D’ailleurs, elle se rend au bureau chaque jour puisqu’il y a encore du boulot à faire. En effet, des voyages, s’étirant jusqu’en juin, doivent encore être déplacés ou annulés pour ses clients. Bien entendu, pour le reste, c’est assez tranquille, mais elle ne désespère pas de pouvoir reprendre les voyages d’ici quelques semaines et, malgré tout, se considère chanceuse dans les circonstances.

C’est à la mi-février qu’à l’agence de voyages, on s’est aperçu que quelque chose s’en venait. «Il y avait des annulations d’événements corporatifs en Europe», se rappelle-t-elle. Donc à partir de ce moment-là, il a fallu commencer à annuler des choses pour lesquelles il n’y avait pas nécessairement de politiques d’annulations jusqu’à présent.

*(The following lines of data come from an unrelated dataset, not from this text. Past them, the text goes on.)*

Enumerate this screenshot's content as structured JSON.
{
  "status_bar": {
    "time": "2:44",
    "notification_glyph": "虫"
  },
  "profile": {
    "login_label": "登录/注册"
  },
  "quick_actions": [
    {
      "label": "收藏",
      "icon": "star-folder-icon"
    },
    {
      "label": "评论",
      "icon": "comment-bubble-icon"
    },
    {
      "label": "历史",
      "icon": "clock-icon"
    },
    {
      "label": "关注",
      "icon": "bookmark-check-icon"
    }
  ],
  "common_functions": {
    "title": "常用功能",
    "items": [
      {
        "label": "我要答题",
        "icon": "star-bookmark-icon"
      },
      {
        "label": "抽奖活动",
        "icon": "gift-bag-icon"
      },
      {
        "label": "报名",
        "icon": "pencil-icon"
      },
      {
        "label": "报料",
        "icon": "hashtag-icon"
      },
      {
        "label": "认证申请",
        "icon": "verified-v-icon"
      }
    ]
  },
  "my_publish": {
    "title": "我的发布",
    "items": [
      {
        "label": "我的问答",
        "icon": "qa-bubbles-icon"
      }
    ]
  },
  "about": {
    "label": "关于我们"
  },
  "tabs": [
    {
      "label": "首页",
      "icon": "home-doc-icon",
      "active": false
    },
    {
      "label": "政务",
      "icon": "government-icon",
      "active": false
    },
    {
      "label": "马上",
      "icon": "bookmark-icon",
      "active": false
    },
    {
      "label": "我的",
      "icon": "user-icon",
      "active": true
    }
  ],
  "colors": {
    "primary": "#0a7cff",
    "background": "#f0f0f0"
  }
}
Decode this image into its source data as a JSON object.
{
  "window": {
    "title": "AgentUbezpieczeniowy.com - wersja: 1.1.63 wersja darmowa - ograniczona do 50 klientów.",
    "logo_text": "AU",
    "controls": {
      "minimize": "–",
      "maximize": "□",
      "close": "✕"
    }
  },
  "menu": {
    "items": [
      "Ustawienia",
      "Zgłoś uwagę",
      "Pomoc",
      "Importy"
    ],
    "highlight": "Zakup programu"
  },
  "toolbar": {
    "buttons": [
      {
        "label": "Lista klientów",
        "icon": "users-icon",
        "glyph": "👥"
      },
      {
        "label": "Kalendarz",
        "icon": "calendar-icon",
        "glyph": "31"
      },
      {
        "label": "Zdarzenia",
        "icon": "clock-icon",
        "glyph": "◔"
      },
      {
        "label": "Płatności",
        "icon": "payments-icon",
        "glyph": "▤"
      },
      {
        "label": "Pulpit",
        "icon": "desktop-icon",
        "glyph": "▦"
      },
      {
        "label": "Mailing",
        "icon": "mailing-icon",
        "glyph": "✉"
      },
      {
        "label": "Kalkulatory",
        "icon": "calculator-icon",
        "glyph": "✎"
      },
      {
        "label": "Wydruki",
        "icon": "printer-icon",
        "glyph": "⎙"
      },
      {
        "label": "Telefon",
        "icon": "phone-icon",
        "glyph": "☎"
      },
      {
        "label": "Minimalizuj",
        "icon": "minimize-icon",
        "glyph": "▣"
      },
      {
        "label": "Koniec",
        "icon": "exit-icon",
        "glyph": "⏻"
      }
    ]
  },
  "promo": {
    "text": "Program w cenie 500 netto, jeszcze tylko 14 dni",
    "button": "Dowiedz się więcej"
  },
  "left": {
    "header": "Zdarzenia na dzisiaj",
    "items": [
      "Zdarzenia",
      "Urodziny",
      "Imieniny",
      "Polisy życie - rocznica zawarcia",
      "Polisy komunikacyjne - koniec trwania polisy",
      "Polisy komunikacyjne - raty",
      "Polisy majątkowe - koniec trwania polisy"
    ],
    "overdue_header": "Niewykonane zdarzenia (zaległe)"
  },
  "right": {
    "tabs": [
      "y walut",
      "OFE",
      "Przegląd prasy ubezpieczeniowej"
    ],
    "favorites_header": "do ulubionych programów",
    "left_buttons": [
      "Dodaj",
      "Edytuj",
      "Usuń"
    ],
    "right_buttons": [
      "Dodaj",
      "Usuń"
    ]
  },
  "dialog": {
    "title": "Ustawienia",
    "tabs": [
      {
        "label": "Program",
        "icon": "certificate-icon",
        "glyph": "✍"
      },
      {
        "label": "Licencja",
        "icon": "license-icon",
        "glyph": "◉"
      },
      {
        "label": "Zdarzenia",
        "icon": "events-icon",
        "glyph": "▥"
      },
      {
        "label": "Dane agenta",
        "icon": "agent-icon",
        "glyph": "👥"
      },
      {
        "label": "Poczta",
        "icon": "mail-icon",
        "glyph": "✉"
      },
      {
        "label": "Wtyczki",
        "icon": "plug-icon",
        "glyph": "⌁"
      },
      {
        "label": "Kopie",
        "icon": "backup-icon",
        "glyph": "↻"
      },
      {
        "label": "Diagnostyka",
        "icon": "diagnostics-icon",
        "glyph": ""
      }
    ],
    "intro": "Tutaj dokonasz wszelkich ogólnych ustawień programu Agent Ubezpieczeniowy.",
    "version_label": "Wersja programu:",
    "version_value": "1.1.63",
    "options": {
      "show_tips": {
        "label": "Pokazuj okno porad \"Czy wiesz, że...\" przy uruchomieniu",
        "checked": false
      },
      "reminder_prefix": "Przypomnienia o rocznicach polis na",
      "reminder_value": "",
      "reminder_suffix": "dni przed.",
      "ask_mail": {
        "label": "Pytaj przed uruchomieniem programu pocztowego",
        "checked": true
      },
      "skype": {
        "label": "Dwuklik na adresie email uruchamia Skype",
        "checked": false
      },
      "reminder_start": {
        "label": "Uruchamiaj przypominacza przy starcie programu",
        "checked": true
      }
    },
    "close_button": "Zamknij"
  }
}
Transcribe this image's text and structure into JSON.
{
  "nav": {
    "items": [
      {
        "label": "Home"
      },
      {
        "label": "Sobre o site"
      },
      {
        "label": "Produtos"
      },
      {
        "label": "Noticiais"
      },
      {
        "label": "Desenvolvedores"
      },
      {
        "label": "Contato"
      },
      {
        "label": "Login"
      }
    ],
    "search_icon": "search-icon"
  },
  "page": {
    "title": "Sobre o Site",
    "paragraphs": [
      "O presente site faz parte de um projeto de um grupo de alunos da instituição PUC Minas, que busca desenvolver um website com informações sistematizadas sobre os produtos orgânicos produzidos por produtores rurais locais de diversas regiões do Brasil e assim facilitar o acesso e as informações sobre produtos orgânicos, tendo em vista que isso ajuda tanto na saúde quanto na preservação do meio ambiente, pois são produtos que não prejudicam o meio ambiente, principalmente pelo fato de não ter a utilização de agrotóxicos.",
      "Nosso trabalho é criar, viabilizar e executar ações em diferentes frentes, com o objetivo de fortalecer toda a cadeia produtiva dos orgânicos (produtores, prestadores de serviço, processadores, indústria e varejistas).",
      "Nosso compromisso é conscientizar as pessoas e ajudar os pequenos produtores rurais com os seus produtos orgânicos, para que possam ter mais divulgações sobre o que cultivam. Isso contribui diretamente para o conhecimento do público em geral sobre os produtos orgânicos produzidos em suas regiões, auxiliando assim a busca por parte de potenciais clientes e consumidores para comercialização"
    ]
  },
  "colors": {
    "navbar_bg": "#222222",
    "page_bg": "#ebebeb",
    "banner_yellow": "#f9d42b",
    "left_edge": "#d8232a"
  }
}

Puis il y a eu ce groupe qui devait partir en croisière au Japon et ceux qui, à la semaine de relâche, avaient prévu partir en Égypte en famille ou en croisière. Tout a été annulé sans qu’il n’y ait de mécanismes en place. «Quand j’ai vu le premier ministre Legault faire son budget le 10 mars, comme s’il ne se passait rien, moi j’étais déjà dans l’urgence planétaire et j’avais l’impression d’être folle», se souvient-elle. Mais Marie-France et Nathalie étaient déjà dans l’anticipation et ont pu voir venir, notamment avec les banquiers, avant les autres. Un plan de match a rapidement été élaboré afin de passer à travers, ce dont on ignorait alors les répercussions.

Déjà, à ce moment (entre le 8 et le 12 mars), à l’agence, on avait commencé la distanciation sociale et incitait les clients qui revenaient de voyage à respecter la quarantaine de 14 jours. Puis à partir du 12 mars, ç’a été la ronde des rapatriements, annulations et quarantaine. «Y compris pour trois employés de l’agence (sur huit) qui revenaient de croisière», a-t-elle expliqué.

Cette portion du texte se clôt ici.